あなたの未来を許さない

Syousa.

第一夜:06【ライトブレイド】

第一夜:06【ライトブレイド】


 郊外型ショッピングモールの駐車場。
 駐められた車が、陽の光を反射して輝いている。
 軽自動車、コンパクトカー、セダン、ミニバン。様々な車種。
 週末の買い物で賑わっているのだろうか。駐車エリアは車で一杯になっていた。


 だが、そのどれもが動くことはない。ドアが開く車は1台もない。
 本来いるべき運転手も同乗者も。ここには誰一人、いないのだから。


 ぱんぱかぱぱぱぱーん。


『Bサイド【フレイムウィップ】、死亡!勝者はAサイド【ライトブレイド】!ミリッツァ=カラックス監督者、1勝目おめでとうございます!』


 開始を告げたのと同じ声が、対戦の終了を宣言する。
 それを聞いて緊張の糸が切れたのだろうか。
【ライトブレイド】はアスファルトの路面に、がくん、と膝をついた。


 その左腕は焼けただれ、肘から先はほぼ炭化している。どこまでが学ランの袖で、どこからが焦げた肉なのかすら分からない。
 猛烈な激痛に耐えかね、少年は右手に握っていた筒状の道具を投げ捨てる。
 筒は乾いた音をたてて転がり、少し離れた所に横たわった柔らかい物にぽすん、とぶつかった。

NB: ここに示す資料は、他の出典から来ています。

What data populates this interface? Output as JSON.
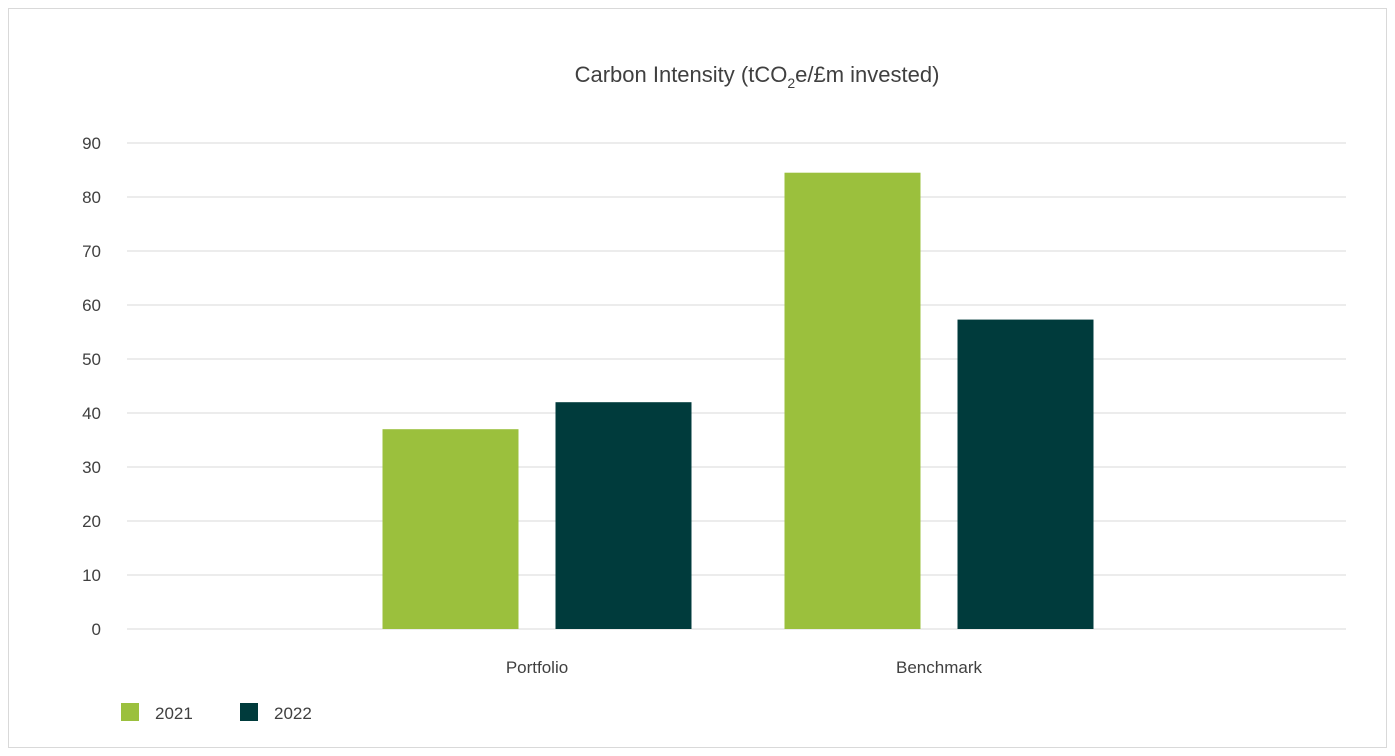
{
  "chart_data": {
    "type": "bar",
    "title": {
      "prefix": "Carbon Intensity (tCO",
      "subscript": "2",
      "suffix": "e/£m invested)"
    },
    "xlabel": "",
    "ylabel": "",
    "categories": [
      "Portfolio",
      "Benchmark"
    ],
    "series": [
      {
        "name": "2021",
        "values": [
          37,
          84.5
        ],
        "color": "#9bc03d"
      },
      {
        "name": "2022",
        "values": [
          42,
          57.3
        ],
        "color": "#003b3c"
      }
    ],
    "ylim": [
      0,
      90
    ],
    "yticks": [
      0,
      10,
      20,
      30,
      40,
      50,
      60,
      70,
      80,
      90
    ],
    "grid": true,
    "legend_position": "bottom-left"
  }
}
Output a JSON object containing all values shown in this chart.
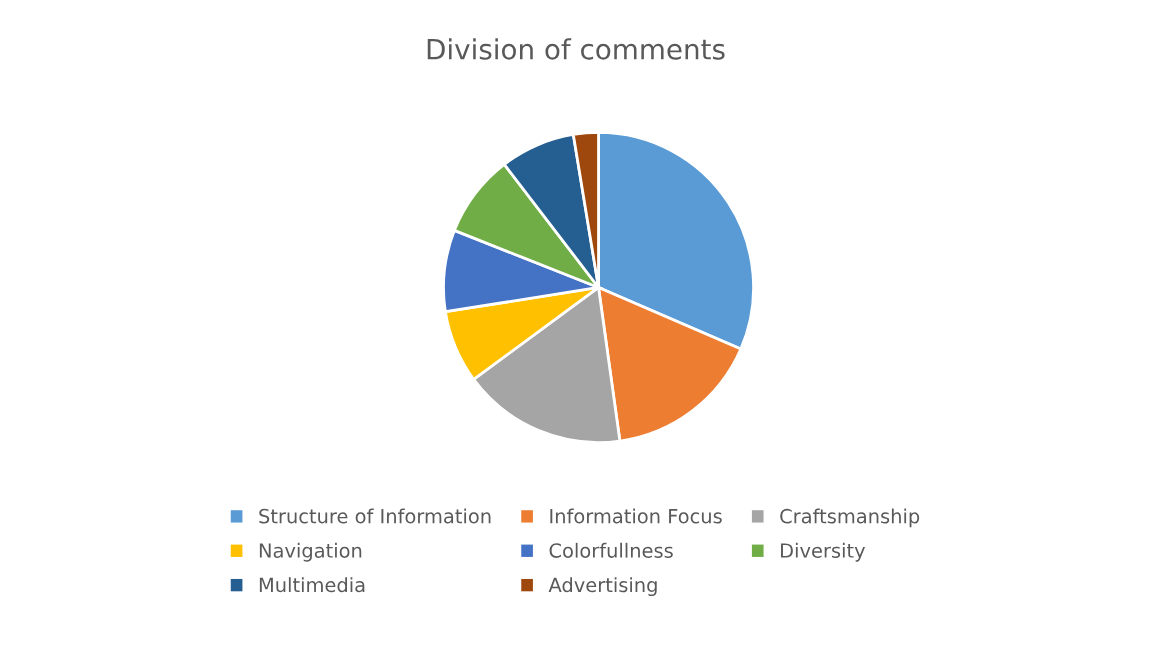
{
  "chart_data": {
    "type": "pie",
    "title": "Division of comments",
    "categories": [
      "Structure of Information",
      "Information Focus",
      "Craftsmanship",
      "Navigation",
      "Colorfullness",
      "Diversity",
      "Multimedia",
      "Advertising"
    ],
    "values": [
      31.5,
      16.3,
      17.1,
      7.6,
      8.5,
      8.6,
      7.8,
      2.6
    ],
    "colors": [
      "#5b9bd5",
      "#ed7d31",
      "#a5a5a5",
      "#ffc000",
      "#4472c4",
      "#70ad47",
      "#255e91",
      "#9e480e"
    ],
    "legend": "bottom"
  }
}
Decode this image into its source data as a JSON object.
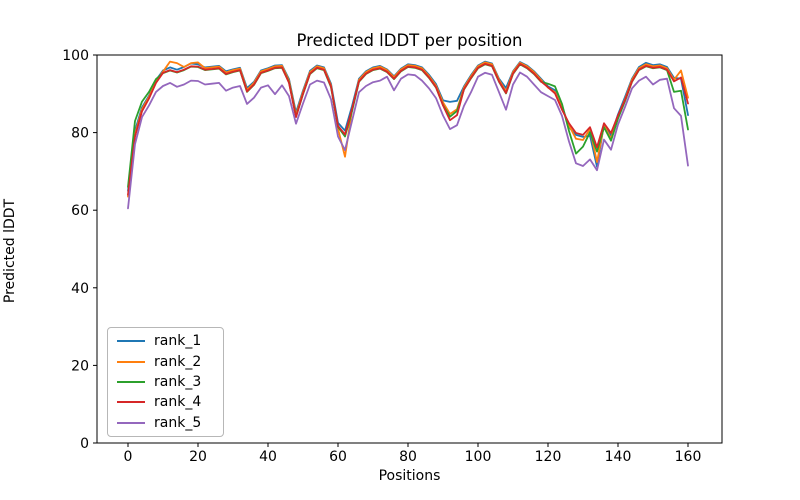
{
  "figure": {
    "background": "#ffffff",
    "axes_edge_color": "#000000"
  },
  "chart_data": {
    "type": "line",
    "title": "Predicted lDDT per position",
    "xlabel": "Positions",
    "ylabel": "Predicted lDDT",
    "ylim": [
      0,
      100
    ],
    "xlim": [
      -8,
      170
    ],
    "grid": false,
    "legend_position": "lower left",
    "xticks": [
      0,
      20,
      40,
      60,
      80,
      100,
      120,
      140,
      160
    ],
    "yticks": [
      0,
      20,
      40,
      60,
      80,
      100
    ],
    "x": [
      0,
      2,
      4,
      6,
      8,
      10,
      12,
      14,
      16,
      18,
      20,
      22,
      24,
      26,
      28,
      30,
      32,
      34,
      36,
      38,
      40,
      42,
      44,
      46,
      48,
      50,
      52,
      54,
      56,
      58,
      60,
      62,
      64,
      66,
      68,
      70,
      72,
      74,
      76,
      78,
      80,
      82,
      84,
      86,
      88,
      90,
      92,
      94,
      96,
      98,
      100,
      102,
      104,
      106,
      108,
      110,
      112,
      114,
      116,
      118,
      120,
      122,
      124,
      126,
      128,
      130,
      132,
      134,
      136,
      138,
      140,
      142,
      144,
      146,
      148,
      150,
      152,
      154,
      156,
      158,
      160
    ],
    "series": [
      {
        "name": "rank_1",
        "color": "#1f77b4",
        "values": [
          65,
          80.5,
          86.5,
          89.5,
          93.5,
          96,
          96.8,
          96.2,
          96.9,
          97.8,
          97.6,
          96.8,
          97,
          97.2,
          95.8,
          96.3,
          96.7,
          91.5,
          93.1,
          96,
          96.6,
          97.3,
          97.4,
          93.8,
          85.2,
          90.8,
          95.9,
          97.3,
          96.8,
          92.6,
          82.5,
          80.5,
          86.8,
          93.9,
          95.8,
          96.8,
          97.2,
          96.3,
          94.5,
          96.5,
          97.6,
          97.4,
          96.8,
          94.9,
          92.5,
          88.3,
          87.9,
          88.2,
          91.9,
          94.8,
          97.3,
          98.3,
          97.8,
          93.9,
          91.5,
          95.8,
          98.2,
          97.3,
          95.8,
          93.9,
          91.9,
          90.9,
          86.9,
          81.4,
          79.4,
          78.9,
          79.2,
          71.2,
          82.2,
          79.2,
          84.7,
          89.2,
          93.9,
          96.9,
          98,
          97.4,
          97.6,
          96.9,
          94.1,
          93.9,
          84.5
        ]
      },
      {
        "name": "rank_2",
        "color": "#ff7f0e",
        "values": [
          63.5,
          79.5,
          86,
          89.2,
          93.2,
          95.7,
          98.3,
          97.9,
          96.9,
          97.9,
          98.1,
          96.6,
          96.8,
          97,
          95.5,
          96.1,
          96.5,
          91,
          92.8,
          95.8,
          96.4,
          97.1,
          97.2,
          93.4,
          84.6,
          90.4,
          95.6,
          97.1,
          96.6,
          92.2,
          81,
          73.8,
          85.8,
          93.6,
          95.6,
          96.6,
          97,
          96.1,
          94.3,
          96.3,
          97.4,
          97.2,
          96.6,
          94.6,
          92.1,
          87.8,
          84.8,
          86,
          91.6,
          94.5,
          97.1,
          98.1,
          97.6,
          93.6,
          90.6,
          95.6,
          98,
          97.1,
          95.6,
          93.6,
          91.6,
          90.4,
          86.4,
          81.9,
          78.4,
          78.1,
          80.9,
          72.4,
          81.9,
          78.4,
          84.1,
          88.6,
          93.6,
          96.6,
          97.6,
          97.1,
          97.3,
          96.6,
          93.6,
          96,
          89
        ]
      },
      {
        "name": "rank_3",
        "color": "#2ca02c",
        "values": [
          66,
          83,
          88,
          90.5,
          93.8,
          95.3,
          96,
          95.5,
          96.1,
          97,
          96.9,
          96.1,
          96.3,
          96.5,
          95,
          95.6,
          96,
          90.5,
          92.3,
          95.3,
          95.9,
          96.6,
          96.7,
          93,
          84.1,
          89.9,
          95.1,
          96.6,
          96.1,
          91.7,
          81.5,
          79,
          85.5,
          93.1,
          95.1,
          96.1,
          96.5,
          95.6,
          93.8,
          95.8,
          96.9,
          96.7,
          96.1,
          94.1,
          91.6,
          87.1,
          84.1,
          85.6,
          91.1,
          94,
          96.6,
          97.6,
          97.1,
          93.1,
          90.1,
          95.1,
          97.6,
          96.6,
          95.1,
          93.1,
          92.6,
          91.9,
          87.4,
          80.4,
          74.6,
          76.4,
          80.1,
          75.1,
          81.4,
          77.9,
          83.6,
          88.1,
          93.1,
          96.1,
          97.1,
          96.6,
          96.8,
          96.1,
          90.5,
          90.8,
          80.8
        ]
      },
      {
        "name": "rank_4",
        "color": "#d62728",
        "values": [
          64,
          79,
          85.5,
          88.8,
          92.8,
          95.4,
          96.1,
          95.6,
          96.2,
          97.1,
          97,
          96.2,
          96.4,
          96.6,
          95.1,
          95.7,
          96.1,
          90.6,
          92.4,
          95.4,
          96,
          96.7,
          96.8,
          92.8,
          84,
          90,
          95.2,
          96.7,
          96.2,
          91.9,
          81.7,
          79.5,
          86,
          93.2,
          95.2,
          96.2,
          96.6,
          95.7,
          93.9,
          95.9,
          97,
          96.8,
          96.2,
          94.2,
          91.7,
          87,
          83.2,
          84.5,
          91.2,
          94.1,
          96.7,
          97.7,
          97.2,
          93.2,
          90.2,
          95.2,
          97.7,
          96.7,
          95.2,
          93.2,
          91.7,
          90.1,
          85.9,
          82.4,
          79.9,
          79.4,
          81.4,
          76.2,
          82.4,
          79.9,
          84.4,
          88.4,
          93.2,
          96.2,
          97.2,
          96.7,
          96.9,
          96.2,
          93.2,
          94.2,
          87.5
        ]
      },
      {
        "name": "rank_5",
        "color": "#9467bd",
        "values": [
          60.5,
          77,
          84,
          87,
          90.5,
          92,
          92.8,
          91.8,
          92.4,
          93.4,
          93.3,
          92.4,
          92.6,
          92.8,
          90.8,
          91.6,
          92,
          87.4,
          89,
          91.6,
          92.2,
          89.9,
          92.2,
          89.4,
          82.3,
          87.5,
          92.4,
          93.4,
          92.9,
          88.6,
          79,
          75.5,
          83,
          90.4,
          92,
          93,
          93.4,
          94.4,
          90.9,
          93.9,
          95,
          94.8,
          93.4,
          91.4,
          88.9,
          84.4,
          80.9,
          81.9,
          86.9,
          90.4,
          94.4,
          95.4,
          94.9,
          90.4,
          85.9,
          92.4,
          95.5,
          94.4,
          92.4,
          90.4,
          89.4,
          88.4,
          84.3,
          77.7,
          72.1,
          71.4,
          73.1,
          70.3,
          78.2,
          75.6,
          82.1,
          86.6,
          91.4,
          93.4,
          94.4,
          92.4,
          93.6,
          93.9,
          86.3,
          84.3,
          71.5
        ]
      }
    ]
  }
}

 ぶつかったのは、ブレザー姿の男子学生とおぼしきものの、上半身。
 何故上半身と形容するのかといえば、下半身はやや少し離れた所に転がっているからである。


 ブレザーの男子学生は腰の少し上あたりで上下に両断され、既に生命活動を停止していた。
 不思議とあまり血だまりが広がっていないのは、断面が高温で焼き塞がれたかのようになっているせいだろう。


 能力名【ライトブレイド】。
 創りだした柄から伸びるプラズマを力場で包んだ刃で、敵を焼き切る能力である。
 名前は、テレビで観たSF映画の武器を元に少年がつけたものだ。


 監督者であるミリッツァは、


『時代の流行りものを反映しているのは視聴者に喜ばれるでしょうね』


 と言っていたが。少年はそこまで考慮して名付けた訳ではない。


【ライトブレイド】が震える右手で、炭と化した左腕を押さえようとする。指が触れた瞬間に、左手首から先がぼろり、と千切れて落ちた。


「ひっ」


 驚愕で目を見開く。苦痛と恐怖で涙が溢れだす。
 引きつるような呼吸。
 あっ、あっ、あっ、と声にならないものを発しながらのたうち回る。振動で、さらにコゲ肉がぼろぼろと飛び散った。
 激痛で身を捩りつつ、ライトブレイドは大きく息を吸い込む。痛みを和らげるために、叫ぼうとしているのだろうか。


 だが。


「あぶなかったあああああああ!」


 ライトブレイドが叫んだのは、苦痛の声では無かった。


「でもやれたぞおおおお、やれたんだああああああ!」


 痛みが無いわけでは、無い。
 鼻からは鼻水、口からは涎を盛大に垂れ流し、目から流す涙も苦痛によるものだ。表情の歪みも激痛に襲われているからである。
 だが、彼が上げたのは歓喜の声。勝利の雄叫びであった。


 悶えながら、ライトブレイドは喜びに包まれていたのだ。


(何てことだ!)


 怖かった。あんなに怖い思いをしたのは始めてだ。
 痛かった。いや、今も痛い。痛すぎる。痛いどころじゃない!


 ああ、でも。


 こんなにも興奮と充実を味わったことなんて、無かった。
 そう、今まで一度も!


 こちらの意志を明確に伝えたおかげか、先方も「やる気」をすぐに出してくれたのも良かった。
 これでもし相手が無抵抗だったならば、殺せていたかどうか、分からない。


 何にせよ、良かった。


 延々一週間もかけて、歴史がどうとか、自分の存在価値がどうとか、自称未来人からくどくどと説明を受けていたが、その甲斐はあった。話に乗って正解だ。
 心から、彼はそう思った。


 脳裏によぎる言葉。


『君は、歴史的にも生物的にも、存在する価値が無い』


 そう、あの未来人は言っていた。
 思い出しつつ、ひゅっ、ひ、ひ、と絶え絶えの呼吸をしながら【ライトブレイド】は嗤う。


(そんなことは、僕が一番知っているさ)


 自分の人生に、意味が無いであろうことなんか、分かっている。


 言われる前から、そんなことは知っている。


 ああそうさ。その通りさ。


 ……だけど。


 僕の「生」に意味が無いのなら。


 ならばせめて。「死」には、意味をくれ。





『2回戦は明日の午前2時から開始となります。監督者の皆様も、対戦者の皆様も、それまでゆっくりとお休み下さい。それでは、お疲れ様でした!』


 アナウンスが彼の頭の中に響いていたが、【ライトブレイド】はそれを聞いてはいなかった。
 既に、痛みで意識を失っていたからである。